On 20 February 2017, the United Nations declared a famine in Unity and Northern Bahr el Ghazal States of South Sudan and warned that it could spread rapidly without further action. A formal declaration of famine indicates that deaths from hunger had already begun to occur. Assessments indicated that 67% of the population, or about 4.9 million people, urgently required food, agriculture, and nutrition assistance, and at least 100,000 people were estimated to be in imminent danger of death by starvation.

An Integrated Food Security Phase Classification (IPC) analysis covering 23 counties found that 14 recorded global acute malnutrition levels of at least 15%. Global acute malnutrition levels above 30% were reported in Leer and Panyijar, while Mayendit recorded a rate of 27.3%. A similarly deteriorating nutrition situation, atypical for the post harvest season, was observed in the Greater Equatoria region, particularly in Greater Central Equatoria.

The famine disproportionately affected internally displaced persons and host communities that were already impacted by the ongoing conflict. More than one million children were estimated to be acutely malnourished across the country, with over a quarter of a million already suffering from severe acute malnutrition.

United Nations Food and Agriculture Organization representative Serge Tissot said: "Our worst fears have been realised. Many families have exhausted every means they have to survive. The people are predominantly farmers and war has disrupted agriculture. They’ve lost their livestock, even their farming tools. For months there has been a total reliance on whatever plants they can find and fish they can catch."

The expansion of humanitarian assistance played a key role in containing the famine. By June 2017, the food crisis had subsided and the UN considered the famine to be over, while still pointing out that 1.7 million people were facing the level of food insecurity just below famine.

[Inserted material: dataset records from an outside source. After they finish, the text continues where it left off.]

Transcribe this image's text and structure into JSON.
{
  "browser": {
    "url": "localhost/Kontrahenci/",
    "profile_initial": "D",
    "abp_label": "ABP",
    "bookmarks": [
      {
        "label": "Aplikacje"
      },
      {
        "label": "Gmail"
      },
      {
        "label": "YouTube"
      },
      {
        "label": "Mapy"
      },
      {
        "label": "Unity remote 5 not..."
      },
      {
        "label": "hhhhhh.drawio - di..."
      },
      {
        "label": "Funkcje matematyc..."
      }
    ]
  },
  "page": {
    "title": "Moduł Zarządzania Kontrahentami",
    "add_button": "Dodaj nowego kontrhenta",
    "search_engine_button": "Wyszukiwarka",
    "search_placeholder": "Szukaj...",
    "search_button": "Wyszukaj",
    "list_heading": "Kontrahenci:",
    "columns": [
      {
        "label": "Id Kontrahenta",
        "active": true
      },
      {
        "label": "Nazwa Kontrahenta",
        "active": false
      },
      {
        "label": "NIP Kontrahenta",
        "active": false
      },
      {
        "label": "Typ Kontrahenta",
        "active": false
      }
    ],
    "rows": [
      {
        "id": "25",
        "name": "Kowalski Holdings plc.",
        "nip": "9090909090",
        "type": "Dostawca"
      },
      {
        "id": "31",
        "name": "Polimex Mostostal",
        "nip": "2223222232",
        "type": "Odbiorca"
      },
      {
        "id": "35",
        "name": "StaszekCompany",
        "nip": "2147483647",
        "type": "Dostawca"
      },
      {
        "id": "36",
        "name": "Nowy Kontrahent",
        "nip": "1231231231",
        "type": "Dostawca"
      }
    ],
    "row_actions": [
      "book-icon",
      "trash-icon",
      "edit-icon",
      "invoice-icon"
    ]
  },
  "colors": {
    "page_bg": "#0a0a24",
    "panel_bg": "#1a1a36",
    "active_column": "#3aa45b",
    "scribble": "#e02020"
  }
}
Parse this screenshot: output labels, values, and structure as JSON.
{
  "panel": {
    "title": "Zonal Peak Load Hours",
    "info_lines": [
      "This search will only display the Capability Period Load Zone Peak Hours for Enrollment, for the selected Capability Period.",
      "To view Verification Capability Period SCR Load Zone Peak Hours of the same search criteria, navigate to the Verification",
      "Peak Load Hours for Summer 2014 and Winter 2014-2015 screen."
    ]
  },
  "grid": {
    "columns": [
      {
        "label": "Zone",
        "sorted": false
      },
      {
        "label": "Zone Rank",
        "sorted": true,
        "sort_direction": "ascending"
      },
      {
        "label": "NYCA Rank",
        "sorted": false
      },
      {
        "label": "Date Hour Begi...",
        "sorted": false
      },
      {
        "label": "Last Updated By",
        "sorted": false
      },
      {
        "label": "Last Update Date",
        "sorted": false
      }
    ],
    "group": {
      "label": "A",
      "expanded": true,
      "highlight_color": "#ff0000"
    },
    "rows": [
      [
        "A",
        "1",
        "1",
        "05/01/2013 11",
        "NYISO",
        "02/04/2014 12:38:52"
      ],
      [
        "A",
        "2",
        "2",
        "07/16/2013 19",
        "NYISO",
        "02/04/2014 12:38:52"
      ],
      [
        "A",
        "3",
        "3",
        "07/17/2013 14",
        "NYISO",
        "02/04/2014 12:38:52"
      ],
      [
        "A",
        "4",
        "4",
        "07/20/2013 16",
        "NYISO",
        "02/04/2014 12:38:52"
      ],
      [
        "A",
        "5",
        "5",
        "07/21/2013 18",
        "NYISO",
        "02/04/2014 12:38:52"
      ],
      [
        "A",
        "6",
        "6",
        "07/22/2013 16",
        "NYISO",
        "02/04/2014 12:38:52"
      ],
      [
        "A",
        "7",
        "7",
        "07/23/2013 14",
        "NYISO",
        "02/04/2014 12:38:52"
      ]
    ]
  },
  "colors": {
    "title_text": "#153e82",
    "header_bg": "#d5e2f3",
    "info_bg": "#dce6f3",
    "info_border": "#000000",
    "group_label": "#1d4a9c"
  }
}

===Continued food insecurity after the famine===
Food insecurity did not stop once the famine was declared over in June 2017. By September 2017, acute malnutrition had worsened compared with the previous year, with several counties recording extremely critical levels.

In January 2018, 5.3 million people, nearly half the population, were in Crisis or Emergency levels of food insecurity, a roughly 40% increase compared with the previous year. The deterioration was mainly driven by long running conflict and displacement, which reduced crop production, disrupted livelihoods, and coincided with continued macroeconomic decline. Livelihoods were further weakened by extreme weather events, including prolonged dry spells and flooding, as well as crop damaging pest outbreaks such as fall armyworm. By mid-2018, violence during the lean season pushed 6.1 million people, nearly two thirds of the population, into severe food insecurity, including 1.7 million at immediate risk of famine. The share of people classified in Emergency and Catastrophe phases increased, indicating worsening severity. During the first 10 months of 2018 there were as many severe acute malnutrition admissions to outpatient therapeutic programs as there were in 2017. However, by September 2018, conditions showed modest improvement, and no county exceeded the extreme critical malnutrition threshold of 30%.

In January 2019, more than 6 million people experienced acute food insecurity, including around 30,000 people in IPC Phase 5, Catastrophe. Conditions were driven by conflict, displacement, economic crisis, erratic rainfall resulting in poor harvests, which undermined livelihoods and limited food availability. By August 2019, the number of people in acute food insecurity had risen to 6.35 million, although in January 2020, the share of the population facing acute food insecurity was about 9% lower than at the same time the previous year.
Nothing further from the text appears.